- Scott Elmquist
- The chicken kebabs are one of the popular entrees at the Anatolia Grill, a little slice of Turkey in Chester.
I used to ignore reviews of restaurants that I deemed too far from my house, but recent visits to Chester’s Anatolia Grill have shown me the error of my ways. While it may be a hike from the North Side, Chester’s obviously more convenient than a trip to Turkey, and the quality of Anatolia’s food has me looking for any excuse for a trip down Interstate 95.
Behind the bland, suburban strip-mall exterior, Anatolia Grill — named for a peninsula in modern Turkey — is your ticket to exploring one of the world’s ancient food cultures. Cold appetizers ($7.95 small; $12.95 large) are the traditional way to begin a Turkish dinner, and include some of the freshest hummus and babaghanouj the Richmond area has to offer. Both are less heavily spiced than most versions, with dominant flavors of chickpeas and eggplant. The mix also comes with haydari, a tangy yogurt, walnut and dill dip; muamarra, a mildly spicy garlic, pomegranate and tomato spread; and patlican salatasi, a tomato and eggplant mixture. Bread, baked fresh at the front of the restaurant, is a worthy accompaniment. A few other appetizers are less successful on my visits, but with five excellent dips, who’s complaining?
Kebabs are the main entree choice, served with cracked wheat (though the menu says “rice”) and a salad. The meat is the star, with a few clear standouts. The doner kebab ($11.95) is a generous portion of lamb served with the unique tender and crispy texture that only proper spit-roasting can achieve. The chicken shish kebab ($12.95) has a lot of flavor, while the spit-roasted chicken doner ($11.95) is a slightly bland disappointment. The seasoning varies slightly from one visit to the next, but the kebabs are consistently fresh and well-cooked.

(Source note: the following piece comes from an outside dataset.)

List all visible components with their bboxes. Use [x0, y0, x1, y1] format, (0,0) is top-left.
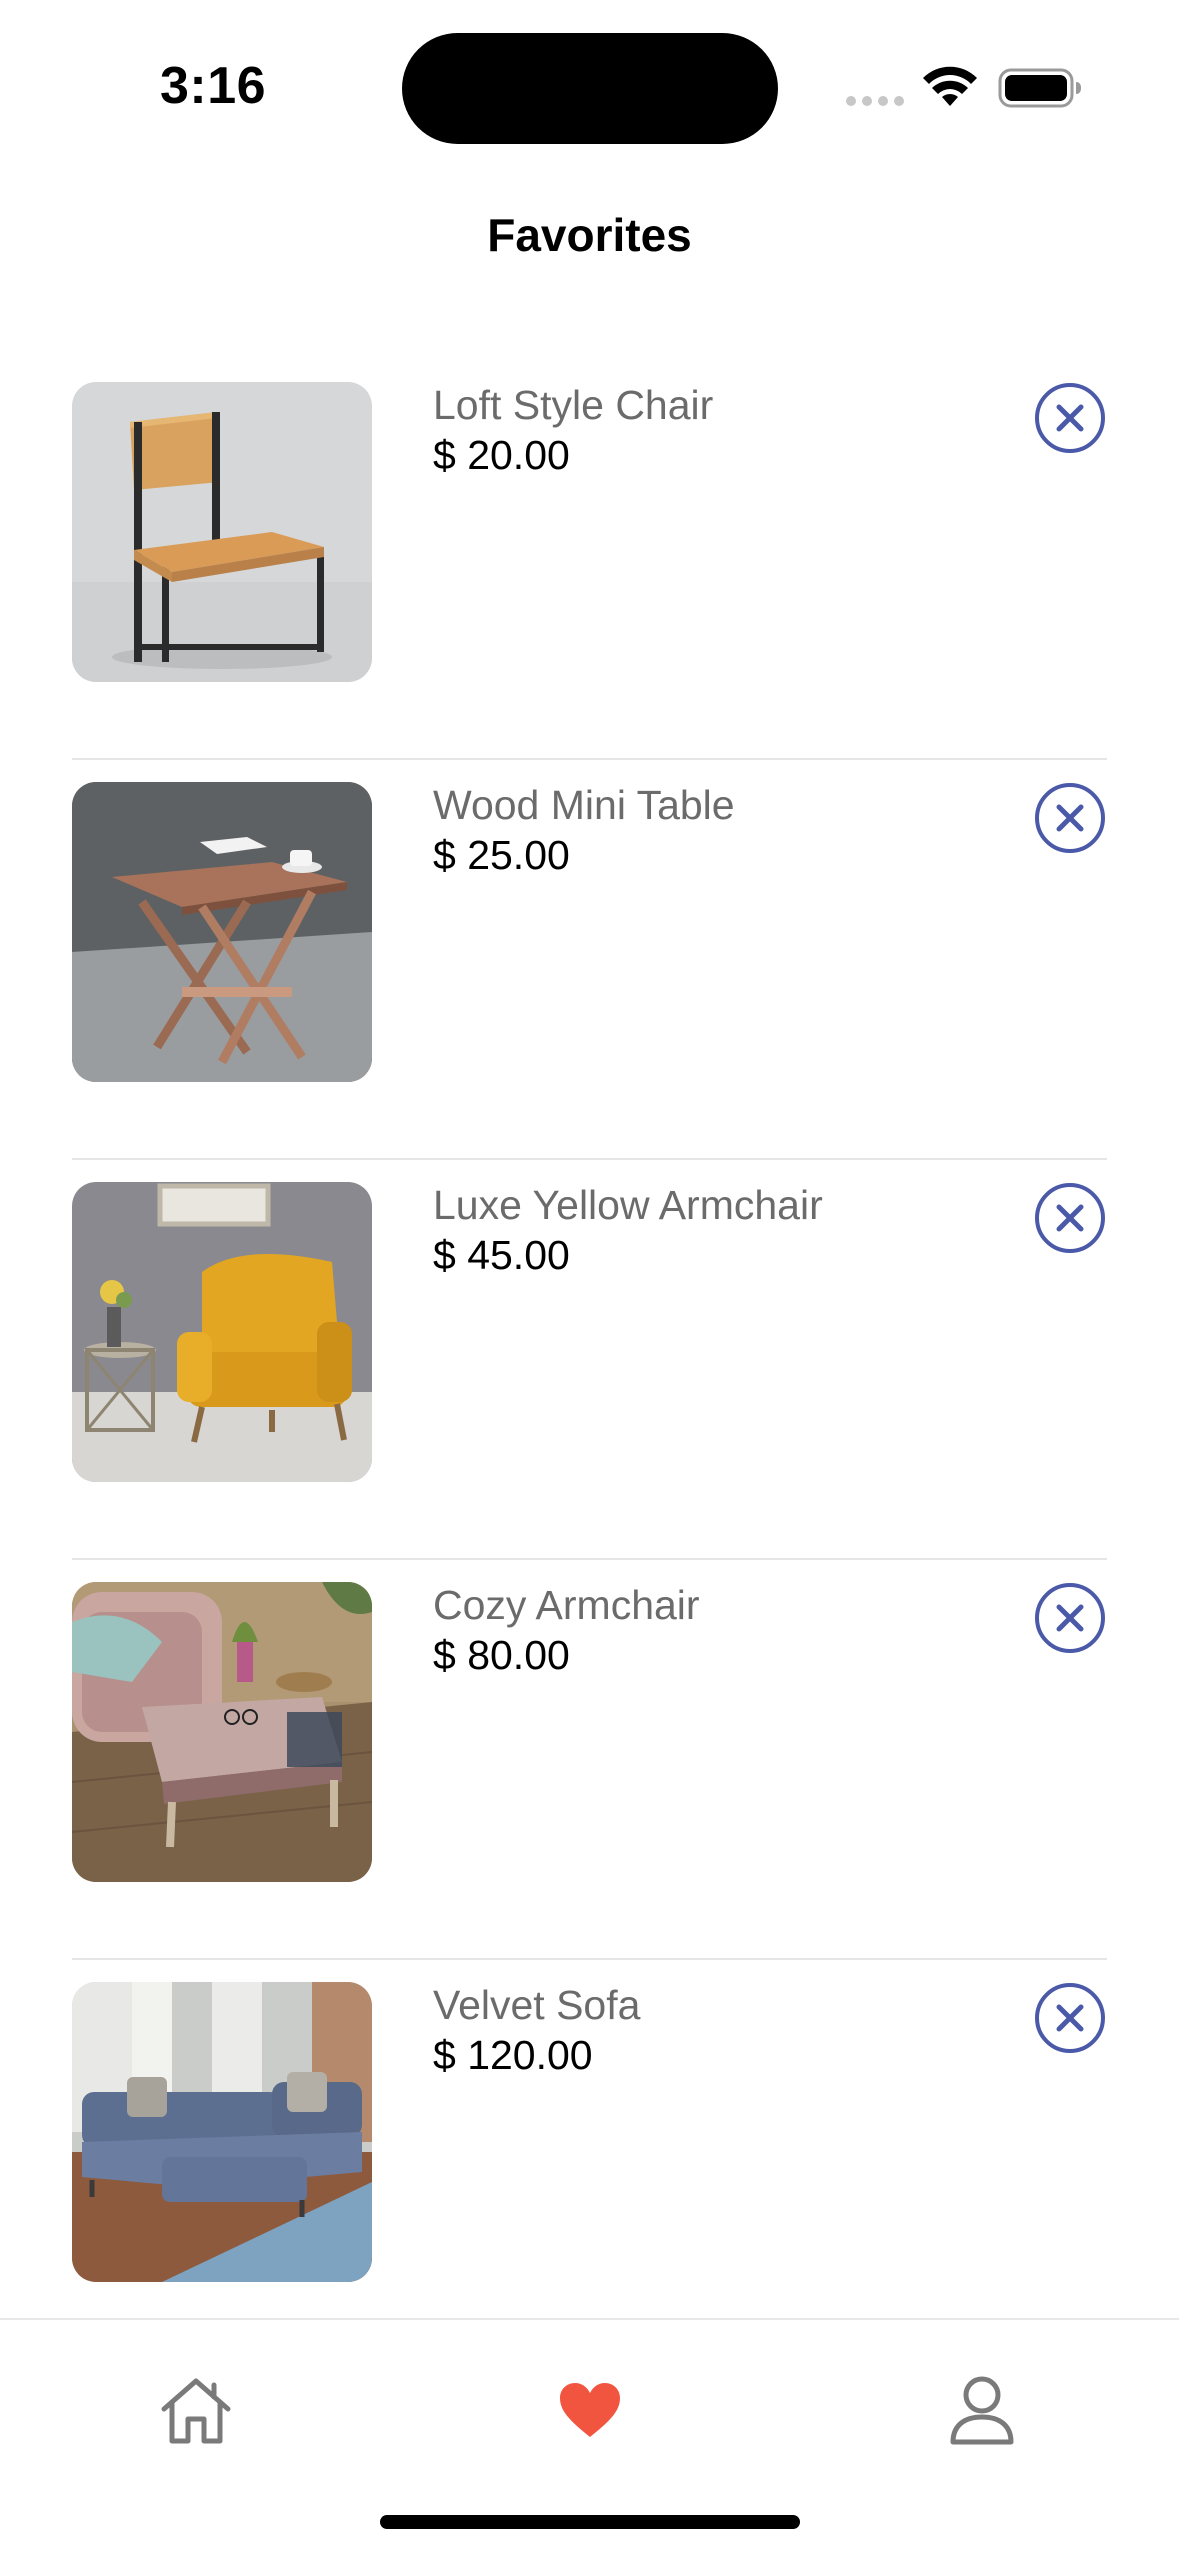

Kebabs also are available as sandwiches ($4.45-$5.95), served in pita bread. The sautéed lamb ($12.95) comes in a dull tomato sauce that detracts from the high-quality meat. Vegetarians have limited choices, though the falafel ($11.95) is unusual and worth ordering; lightly spiced, with an extra creamy interior and crispy exterior, it’s much lighter than typical fried food.

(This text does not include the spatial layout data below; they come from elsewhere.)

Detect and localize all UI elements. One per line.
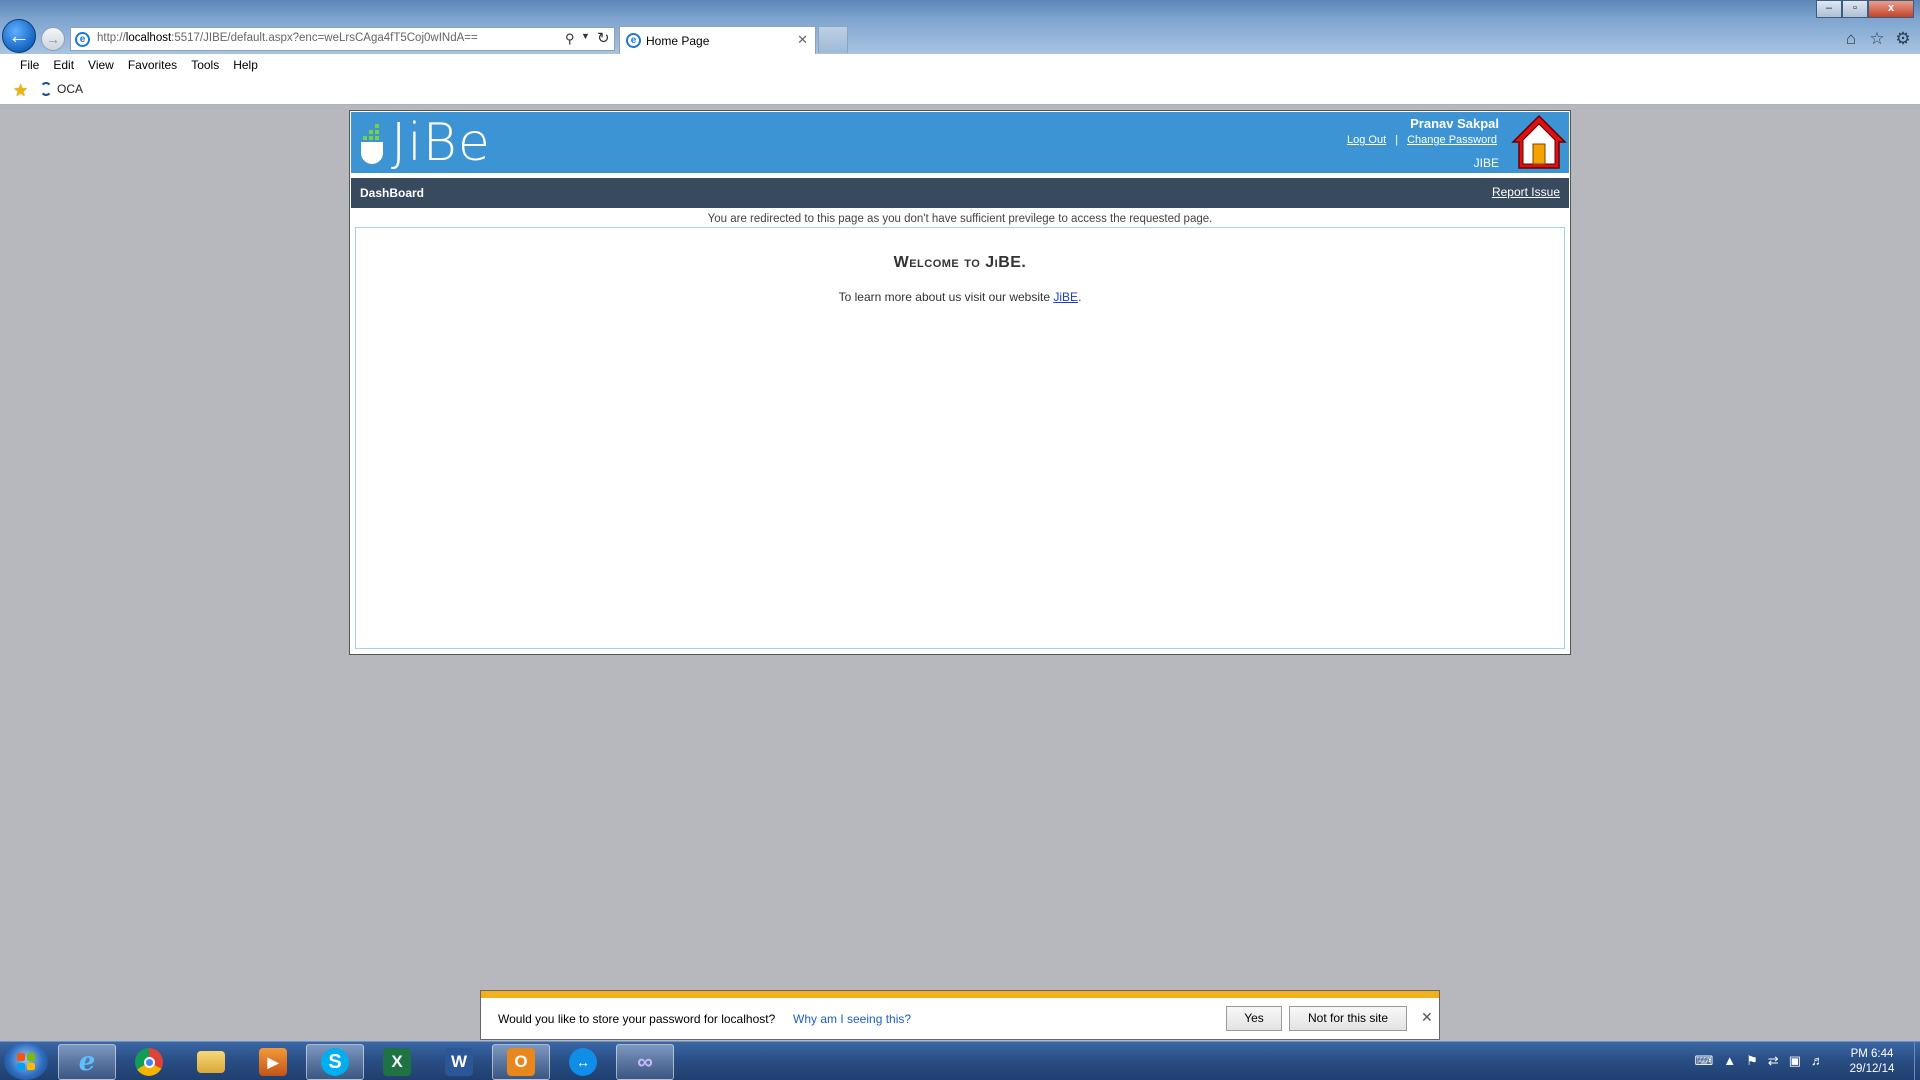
- home-icon[interactable]: ⌂: [1842, 29, 1860, 49]
- address-bar[interactable]: e http://localhost:5517/JIBE/default.asp…: [70, 27, 615, 51]
- skype-icon: S: [321, 1048, 349, 1076]
- window-controls: – ▫ x: [1816, 0, 1914, 18]
- taskbar-word[interactable]: W: [430, 1044, 488, 1080]
- taskbar: e ▶ S X W O ↔ ∞ ⌨ ▲ ⚑ ⇄ ▣ ♬ PM 6:44 29/1…: [0, 1041, 1920, 1080]
- command-icons: ⌂ ☆ ⚙: [1842, 29, 1912, 49]
- content-box: Welcome to JiBE. To learn more about us …: [355, 227, 1565, 649]
- welcome-text: To learn more about us visit our website…: [838, 290, 1082, 304]
- taskbar-media-player[interactable]: ▶: [244, 1044, 302, 1080]
- show-hidden-icons-icon[interactable]: ▲: [1723, 1053, 1736, 1069]
- report-issue-link[interactable]: Report Issue: [1492, 185, 1560, 199]
- gear-icon[interactable]: ⚙: [1894, 29, 1912, 49]
- notification-accent: [481, 991, 1439, 998]
- action-center-flag-icon[interactable]: ⚑: [1746, 1053, 1758, 1069]
- oca-icon: [40, 82, 52, 96]
- logo-mark-icon: [361, 122, 385, 164]
- menu-favorites[interactable]: Favorites: [121, 54, 184, 76]
- address-url[interactable]: http://localhost:5517/JIBE/default.aspx?…: [97, 32, 478, 44]
- word-icon: W: [445, 1048, 473, 1076]
- tab-label: Home Page: [646, 34, 710, 48]
- app-container: JiBe Pranav Sakpal Log Out | Change Pass…: [349, 110, 1571, 655]
- chrome-icon: [135, 1048, 163, 1076]
- link-separator: |: [1395, 134, 1399, 146]
- why-link[interactable]: Why am I seeing this?: [793, 1012, 911, 1026]
- network-icon[interactable]: ▣: [1789, 1053, 1801, 1069]
- close-icon[interactable]: ✕: [1421, 1009, 1433, 1026]
- forward-button[interactable]: →: [41, 27, 65, 51]
- taskbar-chrome[interactable]: [120, 1044, 178, 1080]
- internet-explorer-icon: e: [78, 1047, 96, 1077]
- password-question: Would you like to store your password fo…: [498, 1012, 776, 1026]
- media-player-icon: ▶: [259, 1048, 287, 1076]
- redirect-message: You are redirected to this page as you d…: [707, 213, 1213, 225]
- favorite-oca[interactable]: OCA: [40, 82, 83, 96]
- keyboard-icon[interactable]: ⌨: [1695, 1053, 1714, 1069]
- close-window-button[interactable]: x: [1868, 0, 1914, 18]
- logout-link[interactable]: Log Out: [1347, 134, 1386, 146]
- visual-studio-icon: ∞: [637, 1049, 653, 1074]
- menu-bar: File Edit View Favorites Tools Help: [0, 54, 1920, 76]
- menu-edit[interactable]: Edit: [46, 54, 81, 76]
- website-link[interactable]: JiBE: [1053, 290, 1078, 304]
- nav-bar: DashBoard Report Issue: [351, 178, 1569, 208]
- back-arrow-icon: ←: [8, 23, 30, 48]
- password-notification-bar: Would you like to store your password fo…: [480, 990, 1440, 1040]
- volume-icon[interactable]: ♬: [1811, 1053, 1824, 1069]
- taskbar-internet-explorer[interactable]: e: [58, 1044, 116, 1080]
- refresh-icon[interactable]: ↻: [597, 29, 610, 47]
- menu-view[interactable]: View: [81, 54, 121, 76]
- welcome-title: Welcome to JiBE.: [893, 254, 1027, 271]
- system-tray: ⌨ ▲ ⚑ ⇄ ▣ ♬: [1695, 1053, 1825, 1069]
- restore-button[interactable]: ▫: [1842, 0, 1868, 18]
- not-for-this-site-button[interactable]: Not for this site: [1289, 1006, 1407, 1031]
- windows-logo-icon: [17, 1053, 35, 1070]
- dropdown-arrow-icon[interactable]: ▼: [581, 31, 590, 41]
- teamviewer-icon: ↔: [569, 1048, 597, 1076]
- ie-page-icon: e: [75, 32, 90, 47]
- logo-text: JiBe: [391, 113, 491, 173]
- favorites-star-icon[interactable]: ☆: [1868, 29, 1886, 49]
- show-desktop-button[interactable]: [1914, 1042, 1920, 1080]
- outlook-icon: O: [507, 1048, 535, 1076]
- search-icon[interactable]: ⚲: [565, 31, 575, 47]
- taskbar-skype[interactable]: S: [306, 1044, 364, 1080]
- back-button[interactable]: ←: [2, 19, 36, 53]
- close-icon[interactable]: ✕: [797, 32, 808, 48]
- forward-arrow-icon: →: [46, 31, 60, 47]
- clock-date: 29/12/14: [1849, 1063, 1895, 1075]
- user-name: Pranav Sakpal: [1410, 116, 1499, 131]
- nav-title: DashBoard: [360, 186, 425, 200]
- excel-icon: X: [383, 1048, 411, 1076]
- home-icon[interactable]: [1509, 112, 1569, 172]
- favorite-oca-label: OCA: [57, 82, 84, 96]
- favorites-bar: ★ OCA: [0, 76, 1920, 105]
- browser-title-bar: ← → e http://localhost:5517/JIBE/default…: [0, 0, 1920, 54]
- taskbar-visual-studio[interactable]: ∞: [616, 1044, 674, 1080]
- menu-tools[interactable]: Tools: [184, 54, 226, 76]
- ie-page-icon: e: [626, 33, 641, 48]
- menu-help[interactable]: Help: [226, 54, 265, 76]
- taskbar-excel[interactable]: X: [368, 1044, 426, 1080]
- clock-time: PM 6:44: [1850, 1048, 1894, 1060]
- clock[interactable]: PM 6:44 29/12/14: [1832, 1047, 1912, 1077]
- yes-button[interactable]: Yes: [1226, 1006, 1282, 1031]
- start-button[interactable]: [4, 1043, 48, 1080]
- sync-icon[interactable]: ⇄: [1768, 1053, 1779, 1069]
- change-password-link[interactable]: Change Password: [1407, 134, 1497, 146]
- app-header: JiBe Pranav Sakpal Log Out | Change Pass…: [351, 112, 1569, 173]
- jibe-logo[interactable]: JiBe: [361, 113, 491, 173]
- folder-icon: [197, 1051, 225, 1073]
- taskbar-file-explorer[interactable]: [182, 1044, 240, 1080]
- add-favorites-star-icon[interactable]: ★: [13, 81, 28, 101]
- menu-file[interactable]: File: [13, 54, 46, 76]
- tab-home-page[interactable]: e Home Page ✕: [619, 26, 816, 54]
- taskbar-teamviewer[interactable]: ↔: [554, 1044, 612, 1080]
- user-links: Log Out | Change Password: [1347, 134, 1497, 146]
- app-code: JIBE: [1473, 156, 1499, 170]
- new-tab-button[interactable]: [818, 26, 848, 53]
- minimize-button[interactable]: –: [1816, 0, 1842, 18]
- taskbar-outlook[interactable]: O: [492, 1044, 550, 1080]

A couple of dishes at Anatolia may just have you spending more time in a Chester strip mall than you ever dreamed possible. The outstanding yogurtlu shish kebabs, available in chicken, lamb or beef ($14.95), are similar to a kofte — a mixture of minced meat and spices. Anatolia’s are wonderfully seasoned, with a subtle red pepper heat that builds through the meal, cooled by a savory yogurt and tomato sauce studded with homemade buttery croutons.
For dessert, the kunefe ($7.95) is a diet breaker of mozzarellalike cheese coated in crispy shredded phyllo dough, fresh baked and soaked in sugar syrup. The kazandibi ($4.50), a milk pudding resembling a light crème brûlée, is a less decadent but worthwhile option. Ask for fruit baklava, an invention of chef Mustafa, who claims to have the only version in the country. The almost overwhelming sweetness of all these desserts is cut by the extra-bitter flavor of well-made Turkish coffee ($2).
Anatolia Grill’s wait staff is attentive, and more importantly, informed and enthusiastic about Turkish food and culture. When my questions stump one server, she cheerfully seeks out the owner to find my answer. Children and families are welcome, and the staff makes the restaurant feel like the extension of a family dining room with easy hospitality. S
Anatolia Grill ($)
12131 S. Chalkley Road, Chester
Lunch and dinner daily 11 a.m.-9 p.m.